Trudeau « perd le contrôle »

Ils tentent de modifier un projet de loi que leur collègue ministre des Langues officielles, Ginette Petitpas Taylor, souhaite « aligné avec la loi du Québec » afin que les régimes soient « très, très, très semblables », réaffirmait-elle encore plus tôt cette semaine.

Justin Trudeau, à mon avis, perd le contrôle. Il y a un manque de respect de la part du caucus, et surtout du cabinet, vis-à-vis le premier ministre. C’est carrément ça. Je prédis que les prochaines semaines seront très difficiles pour lui.

Geneviève Tellier, politologue

En témoignent l’empêtrement de C-13, l’imbroglio entourant le projet de loi C-21 sur les armes à feu, puis la dissension concernant la nomination d’Amira Elghawaby, énumère la professeure titulaire à la faculté des sciences sociales de l’Université d’Ottawa.

« J’ai été étonnée, je pensais que c’était un done deal, le projet de loi C-13, et là, ça recule avec les députés de l’ouest de Montréal, illustre-t-elle. On semble être devant un premier ministre déconnecté du terrain, qui ne semble pas savoir ce qui se passe dans son parti. »

Refonte législative ardue

Le gouvernement Trudeau peine à faire adopter la tant attendue refonte de la Loi sur les langues officielles. Le projet de loi C-32 – déposé quelques jours avant les vacances d’été et le déclenchement des élections d’octobre 2021 – est mort au feuilleton.

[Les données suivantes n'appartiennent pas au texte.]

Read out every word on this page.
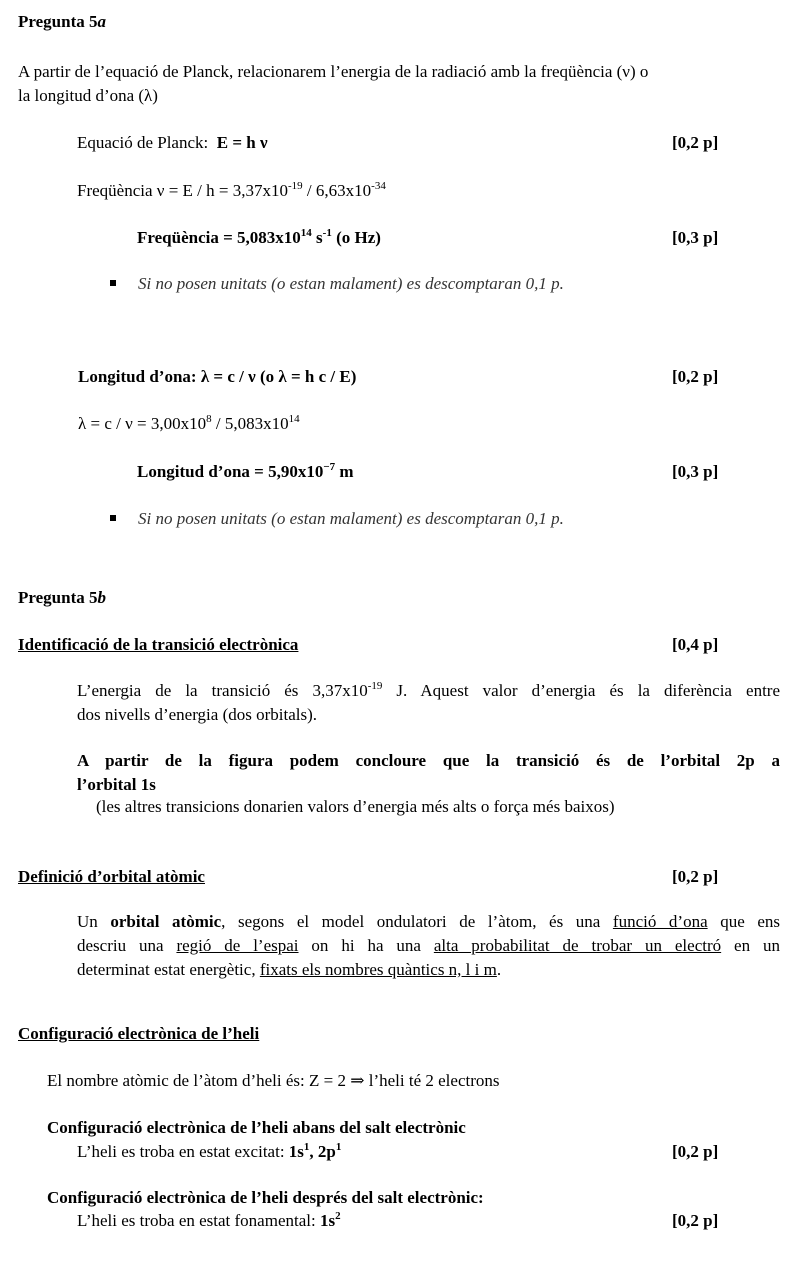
Pregunta 5a
A partir de l’equació de Planck, relacionarem l’energia de la radiació amb la freqüència (ν) o
la longitud d’ona (λ)
Equació de Planck: E = h ν	[0,2 p]
Freqüència $\nu = E / h = 3,37x10^{-19} / 6,63x10^{-34}$
Freqüència = $5,083x10^{14}$ $s^{-1}$ (o Hz)	[0,3 p]
Si no posen unitats (o estan malament) es descomptaran 0,1 p.
Longitud d’ona: λ = c / ν (o λ = h c / E)	[0,2 p]
$\lambda = c / \nu = 3,00x10^8 / 5,083x10^{14}$
Longitud d’ona = $5,90x10^{-7}$ m	[0,3 p]
Si no posen unitats (o estan malament) es descomptaran 0,1 p.
Pregunta 5b
Identificació de la transició electrònica	[0,4 p]
L’energia de la transició és $3,37x10^{-19}$ J. Aquest valor d’energia és la diferència entre
dos nivells d’energia (dos orbitals).
A partir de la figura podem concloure que la transició és de l’orbital 2p a
l’orbital 1s
(les altres transicions donarien valors d’energia més alts o força més baixos)
Definició d’orbital atòmic	[0,2 p]
Un orbital atòmic, segons el model ondulatori de l’àtom, és una funció d’ona que ens
descriu una regió de l’espai on hi ha una alta probabilitat de trobar un electró en un
determinat estat energètic, fixats els nombres quàntics n, l i m.
Configuració electrònica de l’heli
El nombre atòmic de l’àtom d’heli és: Z = 2 ⇒ l’heli té 2 electrons
Configuració electrònica de l’heli abans del salt electrònic
L’heli es troba en estat excitat: $1s^1$, $2p^1$	[0,2 p]
Configuració electrònica de l’heli després del salt electrònic:
L’heli es troba en estat fonamental: $1s^2$	[0,2 p]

Les libéraux ont ensuite présenté sa nouvelle incarnation, C-13, actuellement à l’étude en comité. Et son cheminement est laborieux : vendredi passé, les libéraux qui voulaient l’amender ont été frustrés à répétition, selon La Presse Canadienne.

Forts de leur majorité, les députés de l’opposition les ont empêchés de faire retirer toute référence à la Charte de la langue française du projet de loi. A contrario, ils ont réussi à faire adopter trois amendements demandés par le gouvernement du Québec.